A new complaint filed in the U.S. District Court for the Northern District of Illinois, Eastern Division, accuses Allstate of various breaches of fiduciary duty and prohibited transactions under the Employee Retirement Income Security Act (ERISA).
Many features of the lawsuit echo the numerous other ERISA fiduciary breach lawsuits filed against well-known employers—including a separate suit already filed against Allstate.
“Throughout the class period, Allstate defendants breached these fiduciary duties,” the complaint states. “In 2011, and again in 2017, they loaded the plan with a suite of poorly performing funds called the Northern Trust Focus Target Retirement Trusts. Allstate defendants kept these funds throughout the class period despite their continued underperformance.”
Northern Trust is not a named defendant in the lawsuit, though the investment options in question here have been cited in other, previous lawsuits. For example, in August 2019, a group of current and former participants in the Walgreen Profit-Sharing Retirement Plan filed a similar complaint.
The new complaint states that the Allstate defendants “mishandled the process of picking the Northern Trust funds.”

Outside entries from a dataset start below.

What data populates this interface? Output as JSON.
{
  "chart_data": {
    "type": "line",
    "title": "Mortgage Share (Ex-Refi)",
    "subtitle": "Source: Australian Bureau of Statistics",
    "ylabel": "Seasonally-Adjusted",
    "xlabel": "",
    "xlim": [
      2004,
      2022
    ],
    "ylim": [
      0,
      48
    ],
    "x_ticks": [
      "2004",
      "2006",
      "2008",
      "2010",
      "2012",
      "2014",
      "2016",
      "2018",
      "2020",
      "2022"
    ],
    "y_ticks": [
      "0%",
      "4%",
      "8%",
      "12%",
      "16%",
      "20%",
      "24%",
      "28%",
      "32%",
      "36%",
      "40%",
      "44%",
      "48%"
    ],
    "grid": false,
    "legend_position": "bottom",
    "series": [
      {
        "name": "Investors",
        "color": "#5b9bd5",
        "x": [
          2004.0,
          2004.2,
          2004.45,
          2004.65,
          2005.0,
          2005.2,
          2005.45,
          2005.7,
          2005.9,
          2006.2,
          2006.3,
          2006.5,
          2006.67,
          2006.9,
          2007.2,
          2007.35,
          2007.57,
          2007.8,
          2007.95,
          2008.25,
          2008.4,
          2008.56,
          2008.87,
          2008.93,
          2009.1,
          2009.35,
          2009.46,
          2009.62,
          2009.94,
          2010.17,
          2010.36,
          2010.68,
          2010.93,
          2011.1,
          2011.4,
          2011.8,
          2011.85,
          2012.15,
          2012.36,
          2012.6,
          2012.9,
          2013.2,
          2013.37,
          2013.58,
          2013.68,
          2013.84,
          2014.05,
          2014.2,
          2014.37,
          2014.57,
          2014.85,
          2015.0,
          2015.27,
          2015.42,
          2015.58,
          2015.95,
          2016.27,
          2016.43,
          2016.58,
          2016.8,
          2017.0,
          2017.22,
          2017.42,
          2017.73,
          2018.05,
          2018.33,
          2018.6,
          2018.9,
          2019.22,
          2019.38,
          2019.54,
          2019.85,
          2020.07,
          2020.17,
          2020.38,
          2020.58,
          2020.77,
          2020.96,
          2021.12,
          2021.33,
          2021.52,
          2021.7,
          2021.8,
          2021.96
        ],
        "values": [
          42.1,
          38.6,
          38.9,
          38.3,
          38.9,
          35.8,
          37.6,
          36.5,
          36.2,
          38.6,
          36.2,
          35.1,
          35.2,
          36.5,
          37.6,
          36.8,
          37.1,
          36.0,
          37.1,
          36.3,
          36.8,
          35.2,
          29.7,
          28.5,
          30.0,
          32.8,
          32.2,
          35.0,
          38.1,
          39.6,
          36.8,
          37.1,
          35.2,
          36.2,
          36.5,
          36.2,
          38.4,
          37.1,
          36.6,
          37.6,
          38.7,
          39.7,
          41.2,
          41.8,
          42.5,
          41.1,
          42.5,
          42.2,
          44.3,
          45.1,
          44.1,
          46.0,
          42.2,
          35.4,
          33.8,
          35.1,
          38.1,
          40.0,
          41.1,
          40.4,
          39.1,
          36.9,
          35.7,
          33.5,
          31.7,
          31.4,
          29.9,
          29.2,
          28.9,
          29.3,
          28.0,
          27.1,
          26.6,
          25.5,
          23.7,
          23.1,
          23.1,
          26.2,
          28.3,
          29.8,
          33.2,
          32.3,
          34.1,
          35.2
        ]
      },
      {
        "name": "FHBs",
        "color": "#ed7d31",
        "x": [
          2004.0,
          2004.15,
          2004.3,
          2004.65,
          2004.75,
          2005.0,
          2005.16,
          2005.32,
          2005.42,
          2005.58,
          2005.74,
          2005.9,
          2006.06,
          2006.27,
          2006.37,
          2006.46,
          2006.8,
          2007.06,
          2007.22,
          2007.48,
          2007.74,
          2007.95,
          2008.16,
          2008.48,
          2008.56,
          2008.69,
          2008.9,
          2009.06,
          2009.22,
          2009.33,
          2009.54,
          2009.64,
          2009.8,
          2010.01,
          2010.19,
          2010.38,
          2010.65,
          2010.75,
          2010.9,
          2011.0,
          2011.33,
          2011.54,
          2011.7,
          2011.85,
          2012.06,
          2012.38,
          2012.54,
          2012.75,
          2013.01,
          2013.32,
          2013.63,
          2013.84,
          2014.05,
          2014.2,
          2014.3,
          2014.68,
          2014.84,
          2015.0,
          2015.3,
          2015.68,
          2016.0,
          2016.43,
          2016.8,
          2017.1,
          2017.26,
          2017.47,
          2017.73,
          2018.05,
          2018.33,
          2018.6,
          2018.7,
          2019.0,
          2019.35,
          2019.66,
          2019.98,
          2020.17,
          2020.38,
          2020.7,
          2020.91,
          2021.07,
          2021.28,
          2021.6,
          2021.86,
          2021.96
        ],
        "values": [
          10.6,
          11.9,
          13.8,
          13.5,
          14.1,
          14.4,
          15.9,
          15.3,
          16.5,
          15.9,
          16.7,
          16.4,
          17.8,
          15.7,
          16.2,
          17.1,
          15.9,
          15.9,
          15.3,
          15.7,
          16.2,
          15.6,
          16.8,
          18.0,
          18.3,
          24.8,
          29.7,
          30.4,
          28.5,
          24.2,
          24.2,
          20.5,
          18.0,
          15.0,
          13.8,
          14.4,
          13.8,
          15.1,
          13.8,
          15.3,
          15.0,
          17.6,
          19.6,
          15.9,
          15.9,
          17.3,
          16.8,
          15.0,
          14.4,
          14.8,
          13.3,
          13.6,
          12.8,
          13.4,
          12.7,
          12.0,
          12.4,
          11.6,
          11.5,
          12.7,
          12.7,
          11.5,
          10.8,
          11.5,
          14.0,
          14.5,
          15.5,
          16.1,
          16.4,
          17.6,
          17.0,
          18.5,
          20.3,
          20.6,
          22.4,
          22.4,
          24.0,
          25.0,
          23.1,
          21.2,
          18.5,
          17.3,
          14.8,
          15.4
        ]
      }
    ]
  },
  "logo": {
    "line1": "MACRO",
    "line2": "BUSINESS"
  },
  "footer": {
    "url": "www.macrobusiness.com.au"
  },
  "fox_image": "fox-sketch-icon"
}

“Despite a market teeming with better-performing alternatives, Allstate selected the Northern Trust funds in 2011,” the complaint alleges. “At the time, the Northern Trust Funds were in their nascent stage, with only a one-year investment track record, and a poor one at that. From 2011 through 2014, the time leading up to the start of the relevant class period, the Northern Trust funds significantly underperformed both their benchmark indexes and comparable target-date funds [TDFs]. Predictably, the Northern Trust Funds continued underperforming from 2015 through the present.”

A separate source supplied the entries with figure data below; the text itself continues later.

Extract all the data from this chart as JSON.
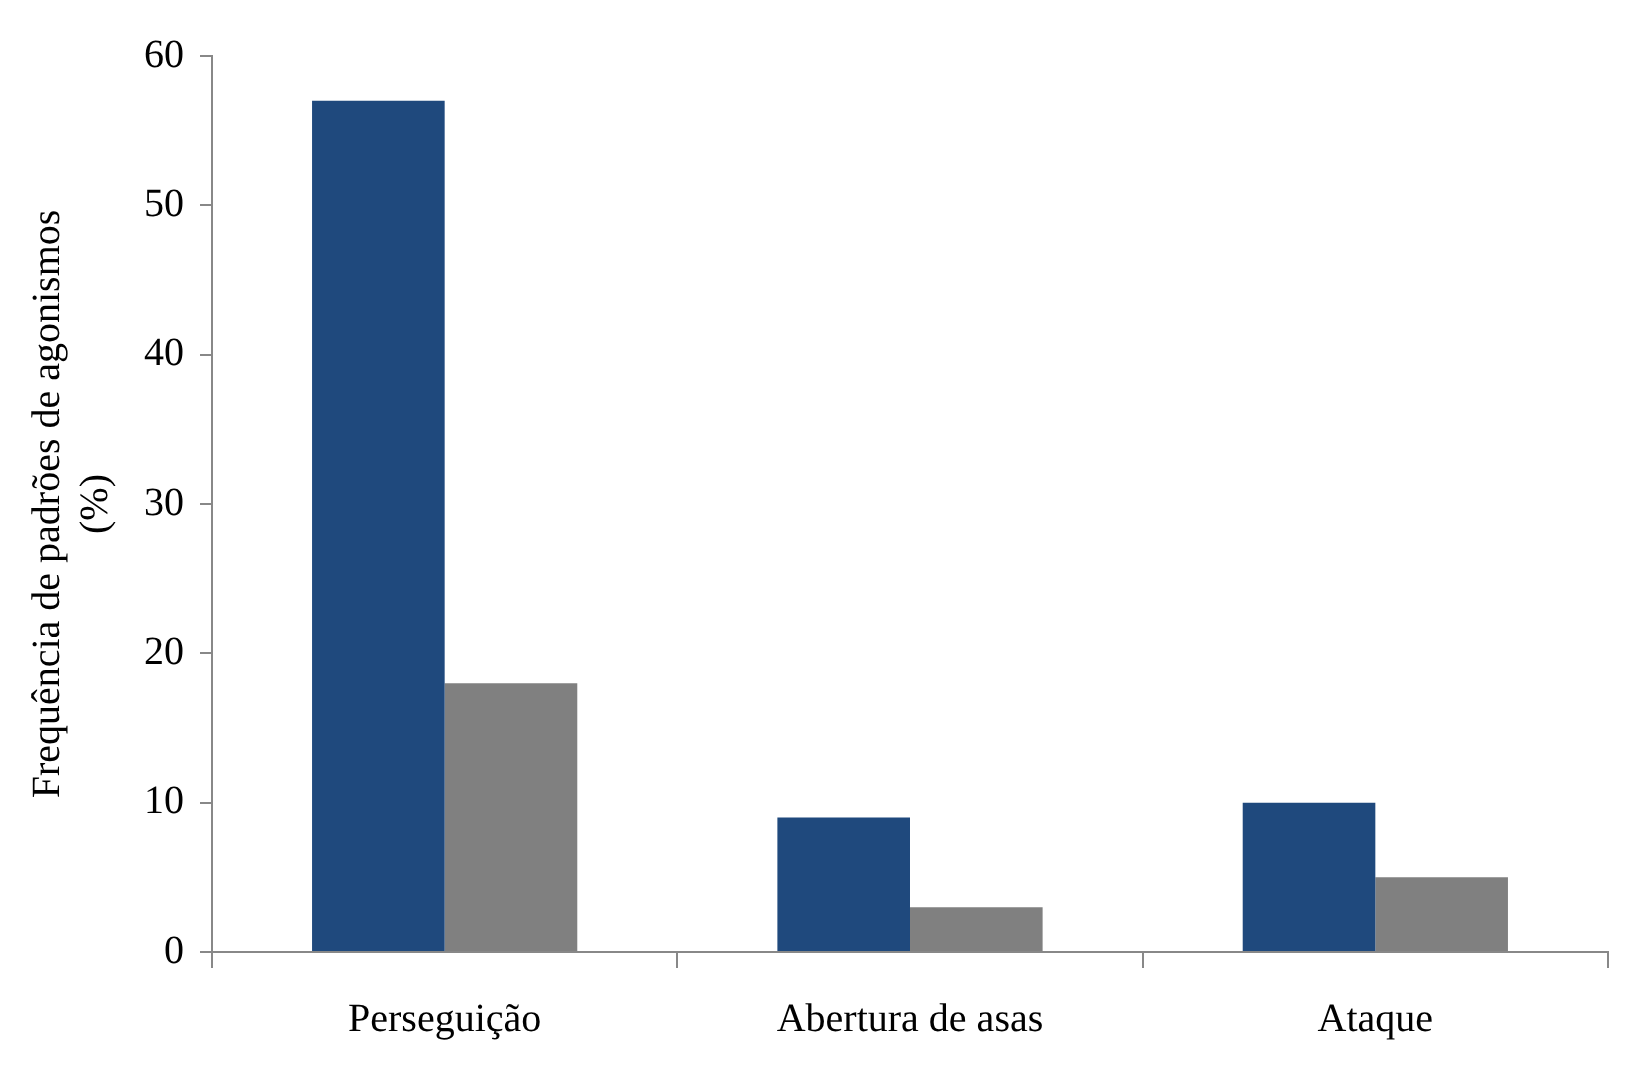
{
  "chart_data": {
    "type": "bar",
    "ylabel": "Frequência de padrões de agonismos (%)",
    "categories": [
      "Perseguição",
      "Abertura de asas",
      "Ataque"
    ],
    "series": [
      {
        "color": "#1f497d",
        "values": [
          57,
          9,
          10
        ]
      },
      {
        "color": "#808080",
        "values": [
          18,
          3,
          5
        ]
      }
    ],
    "ylim": [
      0,
      60
    ],
    "yticks": [
      0,
      10,
      20,
      30,
      40,
      50,
      60
    ],
    "grid": false,
    "legend": false
  }
}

The complaint then states that “virtually all of these Northern Trust Funds performed in the 70th to 90th percentile—worse than 70% to 90% of their peer funds.” It suggests the plan has lost “upward of $70 million in retirement savings since 2015 because of Allstate’s decision to retain the Northern Trust funds instead of removing them.”

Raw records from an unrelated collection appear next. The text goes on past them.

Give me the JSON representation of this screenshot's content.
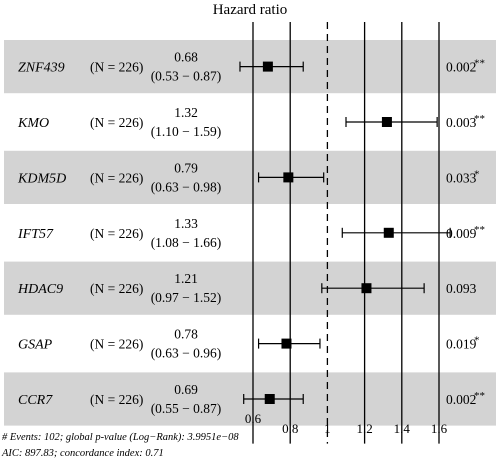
{
  "chart_data": {
    "type": "forest",
    "title": "Hazard ratio",
    "xlim": [
      0.6,
      1.6
    ],
    "reference_line": 1,
    "x_ticks": [
      0.6,
      0.8,
      1,
      1.2,
      1.4,
      1.6
    ],
    "x_tick_labels": [
      "0.6",
      "0.8",
      "1",
      "1.2",
      "1.4",
      "1.6"
    ],
    "row_colors": [
      "#d3d3d3",
      "#ffffff"
    ],
    "rows": [
      {
        "gene": "ZNF439",
        "n_label": "(N = 226)",
        "hr": 0.68,
        "lower": 0.53,
        "upper": 0.87,
        "hr_text": "0.68",
        "ci_text": "(0.53 − 0.87)",
        "p_text": "0.002",
        "sig": "**"
      },
      {
        "gene": "KMO",
        "n_label": "(N = 226)",
        "hr": 1.32,
        "lower": 1.1,
        "upper": 1.59,
        "hr_text": "1.32",
        "ci_text": "(1.10 − 1.59)",
        "p_text": "0.003",
        "sig": "**"
      },
      {
        "gene": "KDM5D",
        "n_label": "(N = 226)",
        "hr": 0.79,
        "lower": 0.63,
        "upper": 0.98,
        "hr_text": "0.79",
        "ci_text": "(0.63 − 0.98)",
        "p_text": "0.033",
        "sig": "*"
      },
      {
        "gene": "IFT57",
        "n_label": "(N = 226)",
        "hr": 1.33,
        "lower": 1.08,
        "upper": 1.66,
        "hr_text": "1.33",
        "ci_text": "(1.08 − 1.66)",
        "p_text": "0.009",
        "sig": "**"
      },
      {
        "gene": "HDAC9",
        "n_label": "(N = 226)",
        "hr": 1.21,
        "lower": 0.97,
        "upper": 1.52,
        "hr_text": "1.21",
        "ci_text": "(0.97 − 1.52)",
        "p_text": "0.093",
        "sig": ""
      },
      {
        "gene": "GSAP",
        "n_label": "(N = 226)",
        "hr": 0.78,
        "lower": 0.63,
        "upper": 0.96,
        "hr_text": "0.78",
        "ci_text": "(0.63 − 0.96)",
        "p_text": "0.019",
        "sig": "*"
      },
      {
        "gene": "CCR7",
        "n_label": "(N = 226)",
        "hr": 0.69,
        "lower": 0.55,
        "upper": 0.87,
        "hr_text": "0.69",
        "ci_text": "(0.55 − 0.87)",
        "p_text": "0.002",
        "sig": "**"
      }
    ],
    "footnote_line1": "# Events: 102; global p-value (Log−Rank): 3.9951e−08",
    "footnote_line2": "AIC: 897.83; concordance index: 0.71"
  }
}
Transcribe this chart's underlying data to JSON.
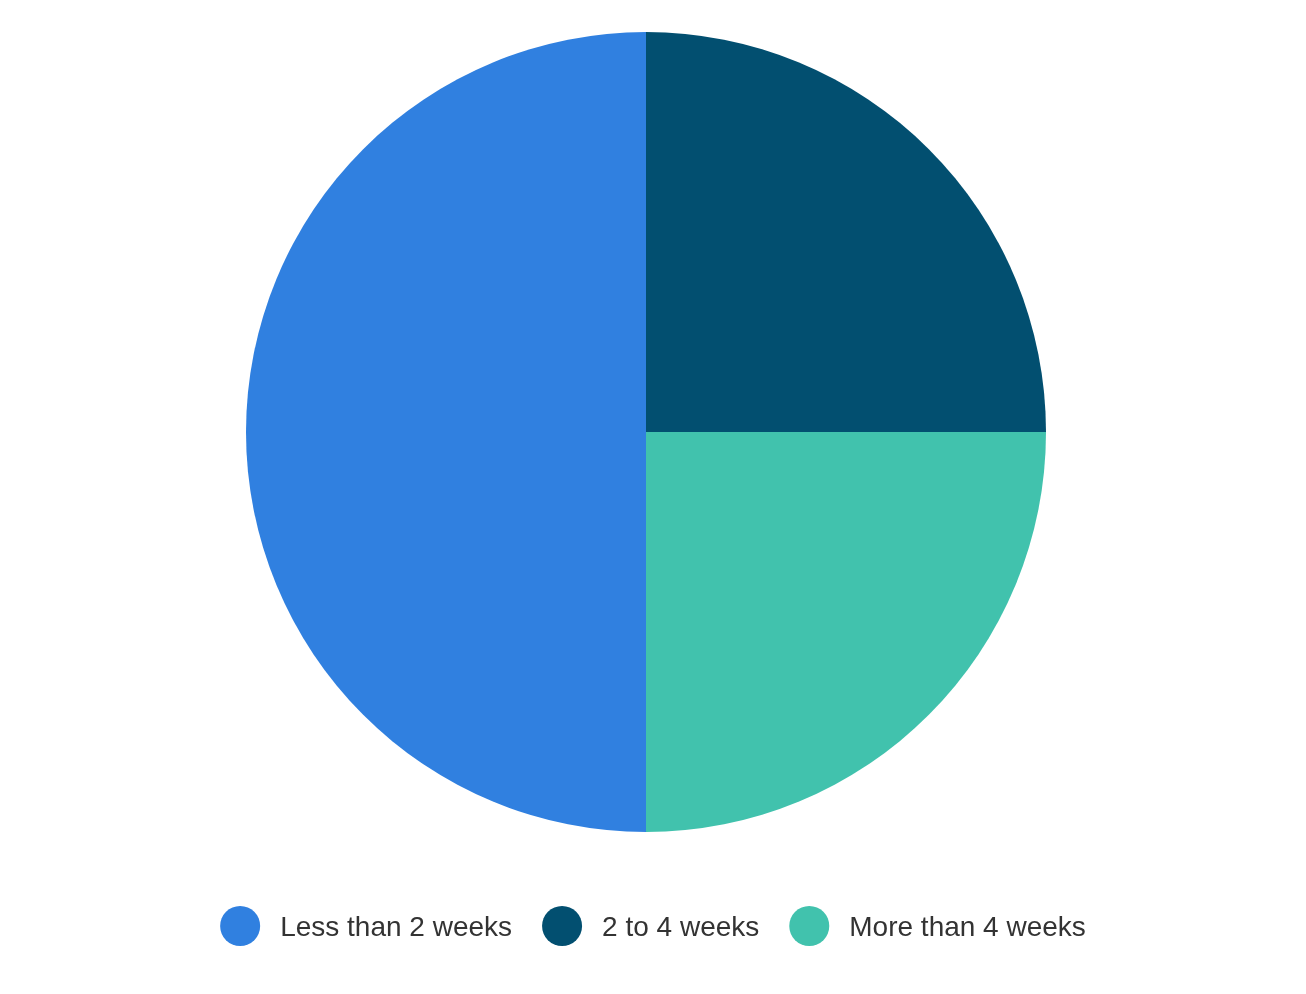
{
  "chart_data": {
    "type": "pie",
    "categories": [
      "Less than 2 weeks",
      "2 to 4 weeks",
      "More than 4 weeks"
    ],
    "values": [
      50,
      25,
      25
    ],
    "colors": [
      "#3080e0",
      "#024f70",
      "#41c2ad"
    ],
    "legend": "bottom"
  }
}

Though neither of the companies are named as defendants, the complaint also includes familiar allegations involving Financial Engines and Alight Financial Advisors.
“As fiduciary to the plan, Allstate arranged for two outside investment advisers—Financial Engines and Alight Financial Advisors—to provide investment advice directly to plan participants for a fee,” the complaint states. “In doing so, Allstate defendants are obligated to act for the exclusive benefit of the plan’s participants and beneficiaries, to assure that plan expenses are reasonable and to ensure the plan’s investments are prudent. Instead, Allstate neglected these sacrosanct duties. It allowed participants to pay unreasonably high fees to the plan’s investment advisers, first Financial Engines and later Alight Financial Advisors. It also constructed a plan with far too many layers of fees and turned a blind eye to a kickback scheme between Financial Engines and the plan recordkeeper, Aon Hewitt.”
Allstate has not yet responded to a request for comment about the new complaint, the text of which is available here.